58 Fla. L. Rev. 265 (2006) | | | |

INTRODUCTION :: The playground at the St. James Episcopal Church is a nice, short walk from my home in Knoxville, Tennessee. The church generously allows neighborhood kids to use it, and with two young daughters (ages two and four), I spend quite a bit of time on playgrounds these days. The St. James playground is a great example of what I call the “new” playground paradigm: It is built on a floor of wood chips and is modular, colorful, and made largely from plastic and rubber-coated steel. It is not an exceptional playground, but it is close to our house, and we end up there quite a bit.

We love this little playground. It has a ground level “house” with two windows, a little bench, and a round mirror. The girls love to play house there, as well as dump the wood chips in and out of the windows. There is a round tube with circular holes that we call the “tickle tunnel.” The tickle tunnel entry is a brazen invitation to Dad to stick his arms through the holes and tickle any willing victim silly. There is a little stairway for my two-year-old and several different climbing options for my four-year-old. There are swinging chin-up hoops for the four-year-old to swing out and back on, and there is a raised fort with a steering wheel for pirate ship or bus driving adventures. And, of course, there are three slides (one shorter for toddlers) and four swings (two baby/bucket swings and two regular swings).

One of the unforeseen benefits of parenting is the light it sheds on your own childhood, parents, and upbringing. Playgrounds are no exception. Many times on the St. James playground I have thought about the sorry playgrounds I grew up with in the 1970s in Brooklyn, New York. I generally played on what I will call the “traditional” playground: steel swings, freestanding steel slides, jungle gyms, and seesaws on a concrete surface surrounded by a chain link fence. Even as a kid, these playgrounds struck me as stark, depressing, and unidimensional.

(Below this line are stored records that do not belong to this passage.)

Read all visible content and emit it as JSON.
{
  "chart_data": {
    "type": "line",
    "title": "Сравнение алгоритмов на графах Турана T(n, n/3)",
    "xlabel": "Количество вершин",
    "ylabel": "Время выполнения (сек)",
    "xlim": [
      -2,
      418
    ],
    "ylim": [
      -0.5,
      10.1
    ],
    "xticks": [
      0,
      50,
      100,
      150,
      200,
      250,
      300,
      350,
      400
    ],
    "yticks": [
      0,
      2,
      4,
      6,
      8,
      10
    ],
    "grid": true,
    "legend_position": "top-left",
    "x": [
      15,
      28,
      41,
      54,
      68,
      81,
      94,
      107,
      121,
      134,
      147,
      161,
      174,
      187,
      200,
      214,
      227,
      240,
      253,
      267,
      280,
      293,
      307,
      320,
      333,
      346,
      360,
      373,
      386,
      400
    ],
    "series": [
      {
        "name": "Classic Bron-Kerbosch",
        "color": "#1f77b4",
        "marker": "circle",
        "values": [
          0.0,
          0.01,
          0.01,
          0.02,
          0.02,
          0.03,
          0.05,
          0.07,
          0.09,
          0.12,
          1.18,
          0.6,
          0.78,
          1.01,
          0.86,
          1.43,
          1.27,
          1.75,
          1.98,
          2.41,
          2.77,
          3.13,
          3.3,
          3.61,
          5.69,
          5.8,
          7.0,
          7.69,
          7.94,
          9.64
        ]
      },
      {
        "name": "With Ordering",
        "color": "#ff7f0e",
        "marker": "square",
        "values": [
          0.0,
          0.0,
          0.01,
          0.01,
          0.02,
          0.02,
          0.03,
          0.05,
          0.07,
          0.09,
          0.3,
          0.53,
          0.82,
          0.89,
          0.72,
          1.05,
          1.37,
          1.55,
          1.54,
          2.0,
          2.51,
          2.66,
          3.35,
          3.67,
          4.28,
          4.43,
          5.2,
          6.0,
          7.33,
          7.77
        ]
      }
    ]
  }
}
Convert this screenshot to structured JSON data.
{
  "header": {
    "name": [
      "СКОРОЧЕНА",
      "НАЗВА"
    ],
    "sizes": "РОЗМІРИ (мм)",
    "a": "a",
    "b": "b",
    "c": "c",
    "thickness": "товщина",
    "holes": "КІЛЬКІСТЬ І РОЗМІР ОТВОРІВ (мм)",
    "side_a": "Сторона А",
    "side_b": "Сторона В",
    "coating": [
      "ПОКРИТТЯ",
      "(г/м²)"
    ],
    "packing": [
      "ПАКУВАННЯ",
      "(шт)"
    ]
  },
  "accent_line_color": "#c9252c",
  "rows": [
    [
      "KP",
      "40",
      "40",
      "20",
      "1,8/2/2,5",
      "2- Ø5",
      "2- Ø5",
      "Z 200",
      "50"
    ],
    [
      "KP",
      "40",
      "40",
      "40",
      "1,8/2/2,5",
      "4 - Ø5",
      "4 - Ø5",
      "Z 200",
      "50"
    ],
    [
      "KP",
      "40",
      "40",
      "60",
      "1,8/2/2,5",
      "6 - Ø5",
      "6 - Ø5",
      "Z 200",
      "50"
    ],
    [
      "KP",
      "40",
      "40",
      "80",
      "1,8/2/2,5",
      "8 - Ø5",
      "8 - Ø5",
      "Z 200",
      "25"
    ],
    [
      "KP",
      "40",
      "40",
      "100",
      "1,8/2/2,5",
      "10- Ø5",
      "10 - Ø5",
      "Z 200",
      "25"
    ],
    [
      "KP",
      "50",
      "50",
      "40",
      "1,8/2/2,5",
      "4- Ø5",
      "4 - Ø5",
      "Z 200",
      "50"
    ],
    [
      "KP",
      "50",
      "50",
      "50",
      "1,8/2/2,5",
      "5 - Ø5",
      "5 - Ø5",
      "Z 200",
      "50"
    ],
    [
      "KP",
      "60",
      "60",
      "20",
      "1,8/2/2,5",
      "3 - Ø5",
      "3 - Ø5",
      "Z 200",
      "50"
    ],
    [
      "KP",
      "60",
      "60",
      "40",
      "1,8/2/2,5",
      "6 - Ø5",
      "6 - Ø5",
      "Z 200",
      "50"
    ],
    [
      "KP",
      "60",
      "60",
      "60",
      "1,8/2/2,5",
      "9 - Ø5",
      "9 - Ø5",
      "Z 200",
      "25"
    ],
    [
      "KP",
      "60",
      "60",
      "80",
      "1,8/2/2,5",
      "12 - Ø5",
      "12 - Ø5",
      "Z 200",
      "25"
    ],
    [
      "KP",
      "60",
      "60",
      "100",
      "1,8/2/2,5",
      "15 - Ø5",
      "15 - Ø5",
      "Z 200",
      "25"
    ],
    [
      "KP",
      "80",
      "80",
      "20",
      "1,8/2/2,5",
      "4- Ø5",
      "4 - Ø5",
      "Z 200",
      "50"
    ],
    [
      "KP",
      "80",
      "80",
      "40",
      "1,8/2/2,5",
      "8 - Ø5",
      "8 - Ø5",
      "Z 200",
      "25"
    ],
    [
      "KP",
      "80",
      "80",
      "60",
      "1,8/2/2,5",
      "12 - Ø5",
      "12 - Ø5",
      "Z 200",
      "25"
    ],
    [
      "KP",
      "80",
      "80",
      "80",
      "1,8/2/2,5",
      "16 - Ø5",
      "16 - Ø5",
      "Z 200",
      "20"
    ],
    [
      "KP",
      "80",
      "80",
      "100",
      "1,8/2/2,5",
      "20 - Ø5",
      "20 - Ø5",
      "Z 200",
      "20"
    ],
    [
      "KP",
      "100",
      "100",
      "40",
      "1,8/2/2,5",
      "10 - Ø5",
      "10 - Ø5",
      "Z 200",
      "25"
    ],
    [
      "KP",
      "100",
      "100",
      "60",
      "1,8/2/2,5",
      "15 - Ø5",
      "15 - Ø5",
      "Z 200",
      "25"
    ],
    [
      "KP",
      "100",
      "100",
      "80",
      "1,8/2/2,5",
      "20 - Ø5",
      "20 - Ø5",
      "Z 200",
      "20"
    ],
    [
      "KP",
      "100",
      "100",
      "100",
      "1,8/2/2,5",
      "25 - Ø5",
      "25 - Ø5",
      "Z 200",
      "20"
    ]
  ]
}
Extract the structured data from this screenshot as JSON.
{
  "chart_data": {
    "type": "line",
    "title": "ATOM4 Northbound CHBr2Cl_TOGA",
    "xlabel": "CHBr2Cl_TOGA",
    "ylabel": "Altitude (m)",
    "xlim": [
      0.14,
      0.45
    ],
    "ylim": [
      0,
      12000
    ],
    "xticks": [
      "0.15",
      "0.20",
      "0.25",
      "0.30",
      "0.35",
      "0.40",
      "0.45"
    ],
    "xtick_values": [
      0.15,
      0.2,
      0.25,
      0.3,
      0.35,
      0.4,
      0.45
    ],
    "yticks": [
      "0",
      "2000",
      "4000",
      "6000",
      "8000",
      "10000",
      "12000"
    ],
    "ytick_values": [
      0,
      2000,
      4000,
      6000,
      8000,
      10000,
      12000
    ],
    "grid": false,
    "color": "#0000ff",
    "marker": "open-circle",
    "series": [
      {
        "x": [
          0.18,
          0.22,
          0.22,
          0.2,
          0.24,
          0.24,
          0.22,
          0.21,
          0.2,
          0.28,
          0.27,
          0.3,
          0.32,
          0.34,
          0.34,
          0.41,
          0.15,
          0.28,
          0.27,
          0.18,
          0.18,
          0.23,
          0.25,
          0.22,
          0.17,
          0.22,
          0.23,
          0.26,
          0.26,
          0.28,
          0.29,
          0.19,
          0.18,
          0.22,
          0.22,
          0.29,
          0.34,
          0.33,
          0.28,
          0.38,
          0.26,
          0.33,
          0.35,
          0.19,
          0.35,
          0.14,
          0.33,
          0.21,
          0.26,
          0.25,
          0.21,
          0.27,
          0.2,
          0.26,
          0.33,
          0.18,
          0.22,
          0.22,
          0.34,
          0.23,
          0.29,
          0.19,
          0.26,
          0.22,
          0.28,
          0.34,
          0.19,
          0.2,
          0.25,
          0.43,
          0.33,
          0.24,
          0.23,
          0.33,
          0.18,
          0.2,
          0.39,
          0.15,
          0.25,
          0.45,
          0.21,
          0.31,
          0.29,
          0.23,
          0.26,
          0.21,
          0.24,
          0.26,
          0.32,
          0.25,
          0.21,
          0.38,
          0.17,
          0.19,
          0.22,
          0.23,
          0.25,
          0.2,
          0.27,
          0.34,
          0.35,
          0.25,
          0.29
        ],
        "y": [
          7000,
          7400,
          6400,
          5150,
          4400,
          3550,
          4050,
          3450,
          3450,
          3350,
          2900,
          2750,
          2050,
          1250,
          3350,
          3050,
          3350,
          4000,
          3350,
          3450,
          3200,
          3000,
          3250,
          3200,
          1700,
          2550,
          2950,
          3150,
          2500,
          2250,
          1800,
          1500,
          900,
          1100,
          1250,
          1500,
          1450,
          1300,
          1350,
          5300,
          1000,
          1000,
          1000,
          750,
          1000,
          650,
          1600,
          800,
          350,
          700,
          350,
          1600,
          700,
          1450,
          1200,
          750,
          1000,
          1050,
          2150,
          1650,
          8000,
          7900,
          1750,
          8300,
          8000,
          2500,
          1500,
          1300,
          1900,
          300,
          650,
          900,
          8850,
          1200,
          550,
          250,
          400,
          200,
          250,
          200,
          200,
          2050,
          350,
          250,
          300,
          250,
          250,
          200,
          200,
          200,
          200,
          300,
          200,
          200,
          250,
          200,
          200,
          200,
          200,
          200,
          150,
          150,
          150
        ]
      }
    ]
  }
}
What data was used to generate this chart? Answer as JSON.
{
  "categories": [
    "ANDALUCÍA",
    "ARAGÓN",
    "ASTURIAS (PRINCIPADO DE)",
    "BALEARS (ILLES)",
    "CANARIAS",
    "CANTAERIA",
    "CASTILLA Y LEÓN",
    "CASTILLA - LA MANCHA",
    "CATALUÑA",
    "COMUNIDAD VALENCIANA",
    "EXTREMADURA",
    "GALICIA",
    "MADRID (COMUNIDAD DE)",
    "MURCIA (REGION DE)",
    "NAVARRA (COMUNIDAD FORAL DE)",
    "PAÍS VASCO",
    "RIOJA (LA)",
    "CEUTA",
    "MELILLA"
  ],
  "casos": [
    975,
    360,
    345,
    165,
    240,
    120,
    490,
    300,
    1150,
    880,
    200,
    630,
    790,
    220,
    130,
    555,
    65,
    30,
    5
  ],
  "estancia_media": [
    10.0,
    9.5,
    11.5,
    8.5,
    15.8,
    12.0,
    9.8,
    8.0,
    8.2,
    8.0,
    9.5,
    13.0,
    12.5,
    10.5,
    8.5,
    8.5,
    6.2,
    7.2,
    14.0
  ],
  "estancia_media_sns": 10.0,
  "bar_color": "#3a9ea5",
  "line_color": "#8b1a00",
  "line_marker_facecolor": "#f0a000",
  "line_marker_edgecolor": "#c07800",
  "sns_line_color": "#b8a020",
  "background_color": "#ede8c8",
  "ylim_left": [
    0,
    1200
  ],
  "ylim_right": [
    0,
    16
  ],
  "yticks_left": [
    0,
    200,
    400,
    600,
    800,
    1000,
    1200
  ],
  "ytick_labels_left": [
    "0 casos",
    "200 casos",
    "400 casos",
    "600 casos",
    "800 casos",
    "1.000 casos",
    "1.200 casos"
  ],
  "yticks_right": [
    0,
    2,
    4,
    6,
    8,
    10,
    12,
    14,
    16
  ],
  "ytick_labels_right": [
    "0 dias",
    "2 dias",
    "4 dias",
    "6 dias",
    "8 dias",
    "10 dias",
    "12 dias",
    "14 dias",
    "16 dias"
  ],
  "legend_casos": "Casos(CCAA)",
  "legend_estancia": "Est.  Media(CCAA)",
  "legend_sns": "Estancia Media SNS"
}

I went to elementary school at P.S. 321 on Seventh Avenue, and I still remember vividly the day they placed rubber mats on top of the hard, hard concrete under our metal jungle gym. I remember because I had fallen and scraped myself many times on the concrete, and the rubber mats were a revelation: “You mean we could have had rubber mats all this time? What gives?”

The movement that led to my rubber mats has spread all over the country. The traditional American playground has been replaced one playground at a time by a shiny new playground paradigm. Modular playgrounds on soft surfaces, designed and constructed according to voluntary safety standards, have sprouted up country-wide, replacing the concrete and metal playgrounds of our youth.

Chewing over this phenomenon on the St. James playground led me to two questions: What happened to the traditional playground, and if it is true that today’s playgrounds are superior, what does that tell us about the arguments for and against tort reform? As a torts professor, I had an easy answer for the first question: Liability and safety concerns killed the traditional playground. This killing actually was a pretty impressive accomplishment: The traditional playground had been criticized for years, yet had basically survived unchanged from the turn of the century.


The answer to the second question was harder. If the new playgrounds are better than the old playgrounds, a sacred cow of the tort reform battles is implicated. For years, tort reform advocates have argued that the laws of product liability and torts retard innovation. The “product liability discourages innovation” trope has gained great currency, and been accepted by courts, by Congress, and by multiple commentators. This argument has intuitive appeal. It seems right that fearful, chastened corporations would react to expanding tort liability by hesitating to create bold new products or to do anything that might expose them to further tort liability.

Despite this intuitive appeal, current playgrounds prove the exact opposite. The new playground design proves that the challenge of replacing and redesigning a failed and dangerous product actually may inspire manufacturers to create not only safer products, but better products. Innovative manufacturers take the opportunity to redesign and to rethink unsafe products from the ground up with greatly improved results. This Article argues that the tort reformers have gotten at least one of their justifications for reform wrong: The law of product liability does not retard innovation. To the contrary, in some markets it actually has led to a spectacular rise in innovation.

The Article is divided into three parts. Part I describes the product liability/innovation debate more extensively and details the arguments and empirical evidence for and against a negative correlation. Part II argues three main points: (1) Be careful predicting future economic effects when costs are easy to foresee and benefits are murkier; (2) outmoded technology and business approaches frequently remain on the market out of sheer inertia; and (3) entrepreneurial companies may not simply patch failed products, they fully rethink and redesign them. I also indulge in a brief discussion of the economist Joseph Schumpeter’s entrepreneurial mindset and a Calabresian argument that manufacturers are probably in the best position to innovate and “make lemonade” out of the lemons of design defects. Part III then applies these theories to playground design and argues that product liability law and heightened safety concerns actually have resulted in a quality revolution in public playgrounds.